Точно не скажу. Наверное, это был какой-нибудь fashion, как правило, это более затратные материалы: съемки за границей, с какими-нибудь суперфотографами. Но это все равно смешные деньги. Даже здесь, в Москве, какой-нибудь Vogue тратит на съемки в десятки раз больше, чем мы. Сейчас это все снимается за две-три тысячи долларов, это максимальные траты, и это копейки. Все делается на коленке усилиями продюсеров и с постоянным привлечением каких-то друзей. Вот, например, продюсер Шестакова приносит из дома стремянку, закапывает ее в воде, потому что мы должны снять девушку, которая ходит по воде, все это заканчивается ночью, у нее не влезает все это в машину, она закапывает стремянку в безлюдном месте, наутро приезжает за ней, и оказывается, что безлюдное место — это перекресток двух деревенских дорог, и стремянку, разумеется, уже спи...ли, и она, рыдая, приходит ко мне в кабинет и просит выделить 460 рублей на покупку новой стремянки, иначе она не вписывается в крошечный бюджет. То есть, абсолютное нищебродство, и все делается только так.

Прямая речь: главный редактор Esquire Филипп Бахтин. Изображение № 4.

Не было желания все это бросить, уехать на Запад в какой-нибудь крупный издательский дом и там поработать с нормальными бюджетами, с хорошей организацией?
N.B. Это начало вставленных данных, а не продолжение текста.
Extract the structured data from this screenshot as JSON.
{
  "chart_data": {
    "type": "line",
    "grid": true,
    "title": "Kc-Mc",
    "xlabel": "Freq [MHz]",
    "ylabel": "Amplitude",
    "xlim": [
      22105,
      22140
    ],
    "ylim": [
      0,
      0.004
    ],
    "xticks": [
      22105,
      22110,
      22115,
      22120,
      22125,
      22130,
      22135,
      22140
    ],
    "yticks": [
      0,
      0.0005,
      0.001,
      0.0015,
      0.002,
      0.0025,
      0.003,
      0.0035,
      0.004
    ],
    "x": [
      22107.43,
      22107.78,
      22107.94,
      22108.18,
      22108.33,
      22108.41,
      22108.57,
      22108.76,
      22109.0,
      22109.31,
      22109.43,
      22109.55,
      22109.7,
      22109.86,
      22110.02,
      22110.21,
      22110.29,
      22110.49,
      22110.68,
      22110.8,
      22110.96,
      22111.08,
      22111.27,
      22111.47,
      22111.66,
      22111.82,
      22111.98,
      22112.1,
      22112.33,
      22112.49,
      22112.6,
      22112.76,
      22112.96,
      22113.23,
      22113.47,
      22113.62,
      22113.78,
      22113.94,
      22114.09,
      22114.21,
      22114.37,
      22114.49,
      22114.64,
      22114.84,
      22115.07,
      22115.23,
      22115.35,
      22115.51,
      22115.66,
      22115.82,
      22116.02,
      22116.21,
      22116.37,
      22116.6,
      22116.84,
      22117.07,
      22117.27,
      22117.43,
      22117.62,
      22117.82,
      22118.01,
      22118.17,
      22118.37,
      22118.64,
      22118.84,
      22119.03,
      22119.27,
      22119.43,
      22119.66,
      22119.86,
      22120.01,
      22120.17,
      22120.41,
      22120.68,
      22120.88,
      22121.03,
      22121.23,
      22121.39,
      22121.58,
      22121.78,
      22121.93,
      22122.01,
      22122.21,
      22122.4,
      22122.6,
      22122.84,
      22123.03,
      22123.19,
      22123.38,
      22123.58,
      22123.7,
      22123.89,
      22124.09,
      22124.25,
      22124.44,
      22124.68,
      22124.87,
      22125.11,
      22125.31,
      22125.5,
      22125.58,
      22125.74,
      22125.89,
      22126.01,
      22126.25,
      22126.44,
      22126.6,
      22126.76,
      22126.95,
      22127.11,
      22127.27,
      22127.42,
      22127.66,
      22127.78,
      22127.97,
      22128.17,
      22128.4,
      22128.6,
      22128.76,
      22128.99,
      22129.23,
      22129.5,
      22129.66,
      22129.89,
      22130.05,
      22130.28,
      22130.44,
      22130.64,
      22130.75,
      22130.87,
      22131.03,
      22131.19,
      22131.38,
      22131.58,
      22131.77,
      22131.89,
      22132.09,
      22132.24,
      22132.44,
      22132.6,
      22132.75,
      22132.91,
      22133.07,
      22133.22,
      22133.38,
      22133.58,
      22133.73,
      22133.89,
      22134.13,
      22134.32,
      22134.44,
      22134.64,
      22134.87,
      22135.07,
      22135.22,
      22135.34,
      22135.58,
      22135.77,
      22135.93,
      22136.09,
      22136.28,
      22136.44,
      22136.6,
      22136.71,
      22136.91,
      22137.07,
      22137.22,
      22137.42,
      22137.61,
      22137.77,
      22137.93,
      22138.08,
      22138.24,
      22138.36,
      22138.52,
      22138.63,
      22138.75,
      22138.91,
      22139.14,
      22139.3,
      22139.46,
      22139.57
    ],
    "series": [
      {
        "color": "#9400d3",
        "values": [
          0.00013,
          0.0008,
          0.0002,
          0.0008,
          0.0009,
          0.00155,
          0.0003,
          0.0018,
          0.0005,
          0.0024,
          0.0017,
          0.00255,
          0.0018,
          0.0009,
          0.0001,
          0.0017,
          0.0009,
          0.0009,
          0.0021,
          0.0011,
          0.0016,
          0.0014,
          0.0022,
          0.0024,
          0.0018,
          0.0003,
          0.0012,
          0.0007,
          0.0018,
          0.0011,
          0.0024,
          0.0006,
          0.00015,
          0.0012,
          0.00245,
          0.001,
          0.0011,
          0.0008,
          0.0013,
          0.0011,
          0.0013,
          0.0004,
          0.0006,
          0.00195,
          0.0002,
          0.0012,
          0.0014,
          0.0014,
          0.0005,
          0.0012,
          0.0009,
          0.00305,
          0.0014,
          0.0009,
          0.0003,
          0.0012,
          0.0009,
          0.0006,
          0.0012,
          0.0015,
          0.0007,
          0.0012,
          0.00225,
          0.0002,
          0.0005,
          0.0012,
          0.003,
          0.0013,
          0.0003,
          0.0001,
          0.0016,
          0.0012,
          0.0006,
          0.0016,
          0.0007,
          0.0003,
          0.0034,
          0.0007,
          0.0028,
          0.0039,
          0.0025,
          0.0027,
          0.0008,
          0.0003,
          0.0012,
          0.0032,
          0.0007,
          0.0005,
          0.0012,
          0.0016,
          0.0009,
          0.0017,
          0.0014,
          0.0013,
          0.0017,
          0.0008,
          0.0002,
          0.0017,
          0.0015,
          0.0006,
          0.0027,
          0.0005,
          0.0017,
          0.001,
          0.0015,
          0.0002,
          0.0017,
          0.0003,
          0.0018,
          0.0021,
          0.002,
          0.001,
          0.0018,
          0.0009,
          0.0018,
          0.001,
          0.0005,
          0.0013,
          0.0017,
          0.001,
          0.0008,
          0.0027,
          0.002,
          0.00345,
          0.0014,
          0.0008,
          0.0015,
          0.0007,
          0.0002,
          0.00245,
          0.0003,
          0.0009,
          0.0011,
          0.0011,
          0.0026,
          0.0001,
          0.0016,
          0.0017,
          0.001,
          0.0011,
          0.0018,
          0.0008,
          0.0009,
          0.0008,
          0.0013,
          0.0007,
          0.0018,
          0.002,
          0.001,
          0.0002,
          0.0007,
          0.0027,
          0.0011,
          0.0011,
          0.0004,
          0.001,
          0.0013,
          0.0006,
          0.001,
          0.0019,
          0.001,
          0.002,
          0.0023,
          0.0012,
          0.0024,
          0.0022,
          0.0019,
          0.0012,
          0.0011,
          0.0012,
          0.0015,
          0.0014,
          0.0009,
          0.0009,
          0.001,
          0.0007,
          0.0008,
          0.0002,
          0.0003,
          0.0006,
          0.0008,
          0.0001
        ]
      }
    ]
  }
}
Такое желание есть у всех, кого я знаю из этого бизнеса, но реализовать его могут только дизайнеры. Редакторам это не светит, потому что надо быть человеком другой культуры, надо чувствовать деликатные вещи, безупречно писать на другом языке. Я знаю удачные примеры арт-директоров, есть люди из моды, которые занимались модой здесь и там. Желание уехать, конечно же, есть, хотя куда больше желания здесь все сделать как следует. Там свои проблемы. Да и не очень понятно, что мы называем «там». Вот я смотрю, как они в Америке работают и понимаю, что я бы, наверное, не хотел там работать, потому что там довольно все скучно, с моей точки зрения. Очень много, бесконечное количество всяческих ограничений. Там куда сильней, чем у нас в том же русском Esquire развита история про взаимоотношения с рекламодателями. В американском Esquire я бы точно работать не хотел. Единственный откровенный плюс — это несопоставимый размер зарплаты.

А минусы?

У нас ситуация примерно такая. Вот, появился какой-то там Esquire и сказал: «Мы будем учитывать интересы рекламодателей во вторую очередь после редакционных интересов». И каким-то мистическим образом это тоже работает. Я смотрю на американский Esquire и понимаю, что они работают совершенно не так, они очень плотно связаны с рекламодателями. В этом смысле там свободы куда меньше. Если ты хочешь быть коммерчески успешным, ты должен очень серьезно влезать во все эти коммерческие составляющие, должен знать рекламодателей, вообще это огромная часть работы главного редактора. Здесь я этим занимаюсь раз в три месяца, когда случается какая-то неприятность и надо ее уладить. А остальное время я занимаюсь тем, чем считаю нужным. Такой свободы в больших американских журналах быть не может. Другое дело, что там есть миллион журналов, где ты можешь делать все, что угодно, но они коммерчески несопоставимы с американским Esquire, там другие зарплаты, там все делается только ради возможности просто сделать и кому-то показать.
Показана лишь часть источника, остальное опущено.